Solution and Explanation

The following steps detail the calculation of Prabhas's share of goodwill:

1. Determine the New Firm's Total Capital (Based on Prabhas's Contribution):
Prabhas contributes Rs 2,00,000 for a 1/5 ownership stake.
This implies the total capital of the new firm should be Rs 2,00,000 multiplied by 5, equaling Rs 10,00,000.

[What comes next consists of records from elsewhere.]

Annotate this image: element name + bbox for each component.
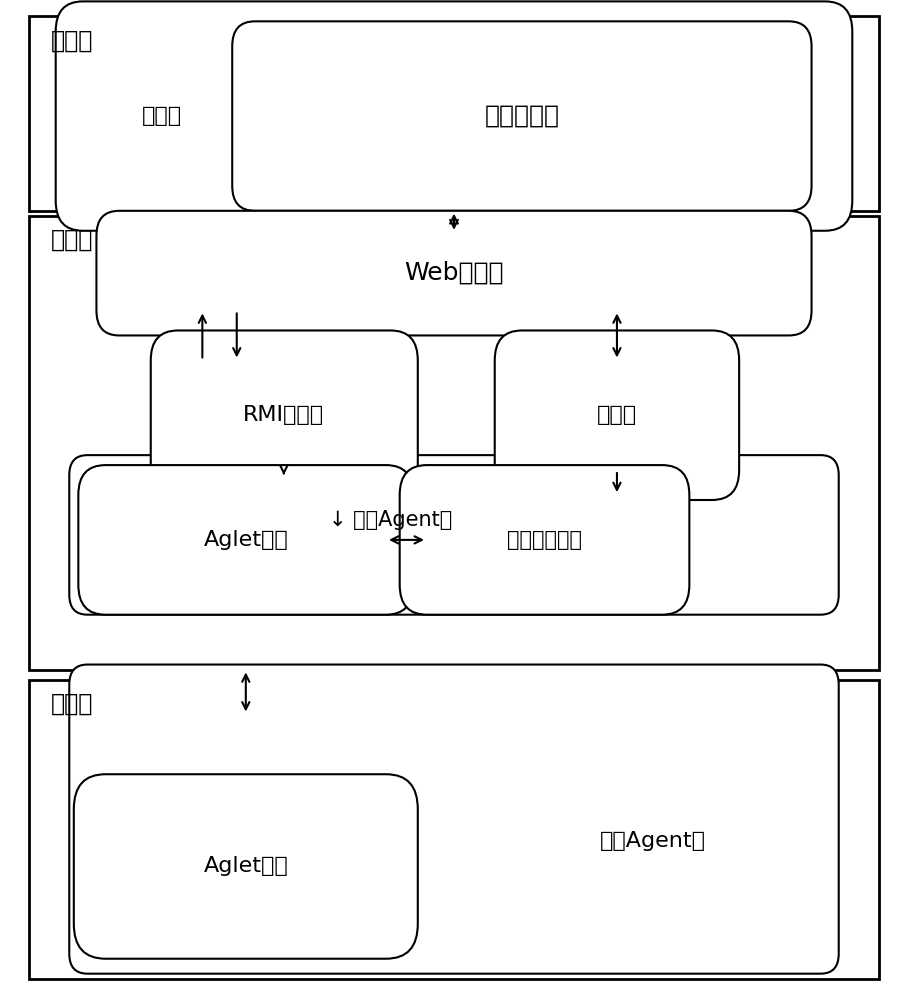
Text: 客户端: 客户端 [51, 28, 94, 52]
Text: 数据层: 数据层 [597, 405, 637, 425]
FancyBboxPatch shape [69, 665, 839, 974]
Text: 移动Agent层: 移动Agent层 [600, 831, 706, 851]
FancyBboxPatch shape [96, 211, 812, 335]
Text: ↓ 移动Agent层: ↓ 移动Agent层 [329, 510, 452, 530]
Text: 服务器: 服务器 [51, 228, 94, 252]
FancyBboxPatch shape [74, 774, 418, 959]
FancyBboxPatch shape [69, 455, 839, 615]
Bar [28, 680, 880, 979]
FancyBboxPatch shape [78, 465, 413, 615]
Text: 工作站: 工作站 [51, 691, 94, 715]
FancyBboxPatch shape [151, 330, 418, 500]
Text: Aglet平台: Aglet平台 [203, 856, 288, 876]
FancyBboxPatch shape [232, 21, 812, 211]
Bar [28, 16, 880, 211]
Bar [28, 216, 880, 670]
FancyBboxPatch shape [400, 465, 689, 615]
Text: 建模显示层: 建模显示层 [484, 104, 559, 128]
Text: 浏览器: 浏览器 [142, 106, 182, 126]
Text: Aglet平台: Aglet平台 [203, 530, 288, 550]
Text: 设计流程引擎: 设计流程引擎 [507, 530, 582, 550]
Text: RMI中间件: RMI中间件 [243, 405, 324, 425]
FancyBboxPatch shape [495, 330, 739, 500]
FancyBboxPatch shape [55, 1, 853, 231]
Text: Web服务层: Web服务层 [404, 261, 504, 285]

2. Calculate the Firm's Actual Total Capital:
Suhas's capital: Rs 4,00,000
Vilas's capital: Rs 3,00,000
Prabhas's capital: Rs 2,00,000
The sum of these capitals results in an actual total capital of Rs 4,00,000 + Rs 3,00,000 + Rs 2,00,000 = Rs 9,00,000.

3. Compute the Hidden Goodwill:
Hidden Goodwill is the difference between the New Firm's Total Capital (as calculated from the new partner's contribution) and the Actual Total Capital.
Hidden Goodwill = Rs 10,00,000 - Rs 9,00,000 = Rs 1,00,000.

4. Ascertain Prabhas's Share of Goodwill:
Prabhas's share of goodwill is calculated by multiplying the Total Hidden Goodwill by Prabhas's ownership share.
Prabhas's share of goodwill = Rs 1,00,000 * (1/5) = Rs 20,000.

Conclusion:
Consequently, Prabhas's share of goodwill amounts to Rs 20,000.